Today's cloud-native applications may consist of hundreds of services, each of which are being updated at any time. Thus, many cloud-native organizations augment regression test strategies with testing in production using progressive delivery techniques.
Progressive Delivery is an approach for releasing software to production users. In the progressive delivery model, software is released to ever growing subsets of production users. This approach reduces the blast radius in the event of a failure.
Modern cloud applications are continuously deployed, as different teams rapidly update their respective services. Deploying and testing updates in a pre-production staging environment introduces a bottleneck to the speed of iteration. More importantly, staging environments are not representative of what will be running in production when the deployment actually occurs given the velocity of service updates and changes in production. Testing in production addresses both of these challenges: developers evaluate their changes in the real-world environment, enabling rapid iteration.

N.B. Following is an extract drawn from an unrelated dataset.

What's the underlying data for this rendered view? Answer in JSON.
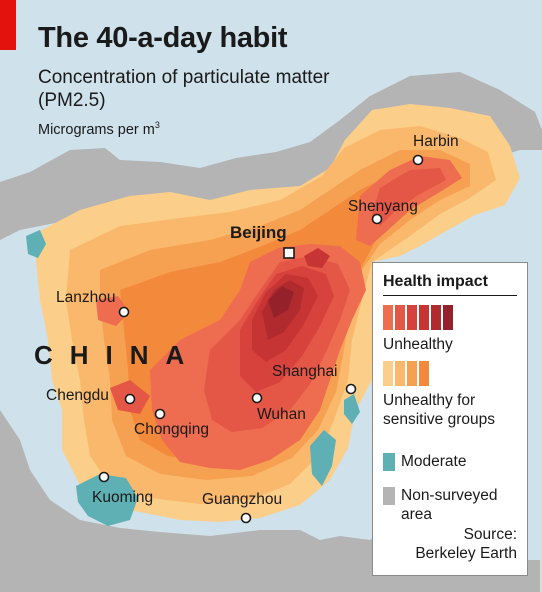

There are a number of different strategies for progressive delivery. These include:
- Feature flags, where specific features are made available to specific user groups
- Canary releases, where a (small) percentage of traffic is routed to a new version of a service before the service is full production
- Traffic shadowing, where real user traffic is copied, or shadowed, from production to the service under test
Observability is a critical requirement for testing in production. Regardless of progressive delivery strategy, collecting key metrics around latency, traffic, errors, and saturation (the “Four Golden Signals of Monitoring”) provides valuable insight into the stability and performance of a new version of the service. Moreover, application developers can compare the metrics (e.g., latency) between the production version and an updated version. If the metrics are similar, then updates can proceed with much greater confidence.
Ambassador Edge Stack supports a variety of strategies for progressive delivery. These strategies are discussed in further detail below.
Canary releases shifts a small amount of real user traffic from production to the service under test.
The user will see the direct response from the canary version of the service from any traffic that is shifted to the canary release, and they will not trigger or see the response from the current production released version of the service. The canary results can also be verified (both the downstream response and associated upstream side effects), but it is key to understand that any side effects will be persisted.
In addition to allowing verification that the service is not crashing or otherwise behaving badly from an operational perspective when dealing with real user traffic and behavior, canary releasing allows user validation. For example, if a business KPI performs worse for all canaried requests, then this most likely indicates that the canaried service should not be fully released in its current form.
Canary tests can be automated, and are typically run after testing in a pre-production environment has been completed. The canary release is only visible to a fraction of actual users, and any bugs or negative changes can be reversed quickly by either routing traffic away from the canary or by rolling-back the canary deployment.
Canary releases are not a panacea. In particular, many services may not receive sufficient traffic in order for canary releases to provide useful information in an actionable timeframe.
This approach “shadows” or mirrors a small amount of real user traffic from production to the service under test.
Although the shadowed results can be verified (both the downstream response and associated upstream side effects) they are not returned to the user -- the user only sees the results from the currently released service. Typically any side effects are not persisted or are executed as a no-op and verified (much like setting up a mock, and verifying that a method/function was called with the correct parameters).
This allows verification that the service is not crashing or otherwise behaving badly from an operational perspective when dealing with real user traffic and behavior (and the larger the percentage of traffic shadowed, the higher the probability of confidence).